One hundred miles away in Gloucestershire, Prince Charles was at his own home, Highgrove. That evening he sat in the drawing room with his close friend of many years, Camilla Parker Bowles. Having had dinner together, they chatted and listened to classical music. Charles seemed relaxed and happy, and Camilla appeared very much at home in the prince’s house.

It is January, 1992.

Just two months earlier, near the time of his 43rd birthday, the prince told his most trusted friends that for all intents and purposes his marriage to Princess Diana was “over.” Though by royal tradition there could hardly be a divorce, the famed couple were “separated,” in reality, if not in law, living separate lives, at separate tables, in separate beds.

For some time his friends had seen the writing on the wall for Charles and Diana. They knew there was little, or nothing, they could do to save the marriage.

The rumors that have emerged during the past 10 years about their stormy relationship are basically accurate. The tales of Diana, distraught, unhappy and alone in her world of palaces and privileges, were, to a great extent, true.
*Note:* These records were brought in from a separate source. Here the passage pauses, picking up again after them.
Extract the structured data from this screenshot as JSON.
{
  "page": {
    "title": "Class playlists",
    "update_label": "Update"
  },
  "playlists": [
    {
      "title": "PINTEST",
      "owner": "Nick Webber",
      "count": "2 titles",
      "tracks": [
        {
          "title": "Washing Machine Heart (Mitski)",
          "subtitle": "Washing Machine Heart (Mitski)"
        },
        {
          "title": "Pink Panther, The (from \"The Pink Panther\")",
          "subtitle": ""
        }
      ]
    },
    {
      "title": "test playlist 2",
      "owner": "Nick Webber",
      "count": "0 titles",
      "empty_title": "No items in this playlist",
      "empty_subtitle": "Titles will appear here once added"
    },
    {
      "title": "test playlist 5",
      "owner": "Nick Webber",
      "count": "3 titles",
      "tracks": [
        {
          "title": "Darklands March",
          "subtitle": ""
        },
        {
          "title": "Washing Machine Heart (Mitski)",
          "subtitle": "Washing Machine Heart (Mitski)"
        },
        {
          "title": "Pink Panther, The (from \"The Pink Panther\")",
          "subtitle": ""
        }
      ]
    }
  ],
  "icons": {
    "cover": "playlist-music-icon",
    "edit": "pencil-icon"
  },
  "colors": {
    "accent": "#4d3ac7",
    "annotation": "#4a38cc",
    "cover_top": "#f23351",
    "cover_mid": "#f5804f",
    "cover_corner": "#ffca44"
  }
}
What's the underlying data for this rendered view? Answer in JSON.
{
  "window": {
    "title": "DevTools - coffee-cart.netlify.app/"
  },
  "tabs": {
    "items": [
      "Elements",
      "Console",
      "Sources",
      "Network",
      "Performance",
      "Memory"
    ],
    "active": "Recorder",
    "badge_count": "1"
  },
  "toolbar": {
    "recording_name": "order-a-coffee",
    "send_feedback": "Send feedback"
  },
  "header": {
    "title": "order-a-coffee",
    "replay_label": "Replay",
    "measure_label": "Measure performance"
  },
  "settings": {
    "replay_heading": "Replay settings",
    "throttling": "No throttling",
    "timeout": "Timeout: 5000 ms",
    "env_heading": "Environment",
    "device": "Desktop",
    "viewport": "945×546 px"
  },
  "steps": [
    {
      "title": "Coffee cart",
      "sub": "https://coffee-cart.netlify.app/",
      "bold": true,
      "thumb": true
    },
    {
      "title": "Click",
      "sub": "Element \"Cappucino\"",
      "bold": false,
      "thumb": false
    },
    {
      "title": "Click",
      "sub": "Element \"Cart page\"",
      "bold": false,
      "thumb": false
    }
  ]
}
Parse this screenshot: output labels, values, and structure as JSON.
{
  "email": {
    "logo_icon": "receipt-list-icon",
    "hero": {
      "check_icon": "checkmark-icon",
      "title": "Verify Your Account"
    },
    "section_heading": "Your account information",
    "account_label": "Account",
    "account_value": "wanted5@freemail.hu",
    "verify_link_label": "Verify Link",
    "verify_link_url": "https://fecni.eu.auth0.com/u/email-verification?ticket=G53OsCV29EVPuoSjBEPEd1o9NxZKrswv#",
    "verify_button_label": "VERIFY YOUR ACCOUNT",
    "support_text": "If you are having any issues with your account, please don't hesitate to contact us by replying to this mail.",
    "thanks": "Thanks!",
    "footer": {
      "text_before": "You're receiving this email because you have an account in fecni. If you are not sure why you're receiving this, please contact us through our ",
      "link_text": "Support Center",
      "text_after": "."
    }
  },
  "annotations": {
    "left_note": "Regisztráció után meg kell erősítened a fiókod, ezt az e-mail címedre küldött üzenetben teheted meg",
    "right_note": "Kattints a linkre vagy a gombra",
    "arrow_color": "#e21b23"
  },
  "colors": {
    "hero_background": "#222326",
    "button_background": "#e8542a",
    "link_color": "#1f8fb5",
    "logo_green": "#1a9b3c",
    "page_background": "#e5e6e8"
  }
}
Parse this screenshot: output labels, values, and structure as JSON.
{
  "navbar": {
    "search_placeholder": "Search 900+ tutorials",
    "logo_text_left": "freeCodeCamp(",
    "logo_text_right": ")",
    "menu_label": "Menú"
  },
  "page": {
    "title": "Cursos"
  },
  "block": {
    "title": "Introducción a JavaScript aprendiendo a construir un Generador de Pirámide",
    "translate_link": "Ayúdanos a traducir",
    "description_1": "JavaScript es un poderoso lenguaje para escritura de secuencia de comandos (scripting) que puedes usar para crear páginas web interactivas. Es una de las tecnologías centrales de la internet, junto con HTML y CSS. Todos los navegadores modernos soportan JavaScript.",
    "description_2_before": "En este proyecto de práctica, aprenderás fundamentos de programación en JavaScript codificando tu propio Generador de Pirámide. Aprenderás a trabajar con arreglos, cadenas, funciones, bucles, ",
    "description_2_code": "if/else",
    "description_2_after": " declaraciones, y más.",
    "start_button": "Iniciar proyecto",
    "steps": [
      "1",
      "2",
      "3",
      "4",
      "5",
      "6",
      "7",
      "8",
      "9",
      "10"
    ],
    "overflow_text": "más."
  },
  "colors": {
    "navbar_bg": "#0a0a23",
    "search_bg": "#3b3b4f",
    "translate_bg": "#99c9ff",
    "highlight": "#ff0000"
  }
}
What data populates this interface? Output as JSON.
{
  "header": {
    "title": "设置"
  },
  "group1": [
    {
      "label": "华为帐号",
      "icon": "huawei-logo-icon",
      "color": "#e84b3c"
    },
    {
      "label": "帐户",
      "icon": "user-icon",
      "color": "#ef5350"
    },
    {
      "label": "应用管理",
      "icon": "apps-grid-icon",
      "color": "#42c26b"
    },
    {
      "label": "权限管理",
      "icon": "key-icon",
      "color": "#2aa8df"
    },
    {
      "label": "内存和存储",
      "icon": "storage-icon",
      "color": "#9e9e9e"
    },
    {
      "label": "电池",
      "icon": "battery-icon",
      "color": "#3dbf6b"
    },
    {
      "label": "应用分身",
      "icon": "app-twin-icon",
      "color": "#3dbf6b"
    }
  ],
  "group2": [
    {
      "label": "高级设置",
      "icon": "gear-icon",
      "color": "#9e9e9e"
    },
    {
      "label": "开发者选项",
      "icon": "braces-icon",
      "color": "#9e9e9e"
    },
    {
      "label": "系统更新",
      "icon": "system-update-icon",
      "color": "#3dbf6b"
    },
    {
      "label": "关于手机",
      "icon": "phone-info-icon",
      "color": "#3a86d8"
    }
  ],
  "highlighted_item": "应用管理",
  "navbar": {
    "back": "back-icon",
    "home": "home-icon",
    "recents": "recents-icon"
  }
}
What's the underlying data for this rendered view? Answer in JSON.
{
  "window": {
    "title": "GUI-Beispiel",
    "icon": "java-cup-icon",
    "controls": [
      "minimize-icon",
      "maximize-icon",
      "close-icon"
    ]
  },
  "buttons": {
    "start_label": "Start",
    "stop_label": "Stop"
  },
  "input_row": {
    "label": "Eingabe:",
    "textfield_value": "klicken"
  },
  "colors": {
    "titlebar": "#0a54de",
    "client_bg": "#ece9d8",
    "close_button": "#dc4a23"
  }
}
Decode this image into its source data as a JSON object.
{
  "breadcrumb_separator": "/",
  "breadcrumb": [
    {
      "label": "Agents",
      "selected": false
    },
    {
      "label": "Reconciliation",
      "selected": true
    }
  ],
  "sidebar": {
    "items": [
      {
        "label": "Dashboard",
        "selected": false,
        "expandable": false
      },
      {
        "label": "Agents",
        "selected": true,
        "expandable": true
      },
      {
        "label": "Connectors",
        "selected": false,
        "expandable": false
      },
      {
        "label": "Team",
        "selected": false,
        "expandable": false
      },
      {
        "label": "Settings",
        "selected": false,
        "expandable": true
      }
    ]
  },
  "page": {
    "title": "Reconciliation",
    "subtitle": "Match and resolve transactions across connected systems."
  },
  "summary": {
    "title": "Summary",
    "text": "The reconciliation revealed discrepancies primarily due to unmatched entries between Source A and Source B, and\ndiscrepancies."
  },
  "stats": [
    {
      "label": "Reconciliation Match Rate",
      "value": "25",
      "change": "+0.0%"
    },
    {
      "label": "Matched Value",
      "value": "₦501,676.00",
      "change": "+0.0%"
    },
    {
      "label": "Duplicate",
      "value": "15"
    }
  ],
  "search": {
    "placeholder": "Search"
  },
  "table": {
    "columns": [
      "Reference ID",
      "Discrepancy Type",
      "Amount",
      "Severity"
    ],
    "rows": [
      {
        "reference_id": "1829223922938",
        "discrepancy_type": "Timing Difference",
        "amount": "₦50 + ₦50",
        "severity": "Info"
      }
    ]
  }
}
The fearful shouting matches--including Diana’s use of four-letter epithets--which took place in private did occur. Charles’ jealousy of Diana’s love affair with the British people confused and consumed him, and his decision to live a life separate from her and the children began to take shape in the late 1980s, when he felt there was very little, if anything, left between him and Diana.

The papering over of their separation is part of the British royal way of life. Charles and Diana are living a sham, but the queen is adamant that, above all else, all members of what she likes to calls “The Firm” are expected to be the embodiment of stability, to uphold the finer virtues of family life, the home and responsible parenthood, if only for appearance’s sake. The queen believes in it implicitly, especially when one-third of all marriages in Britain end in divorce, and one-quarter of all live births are to young women out of wedlock.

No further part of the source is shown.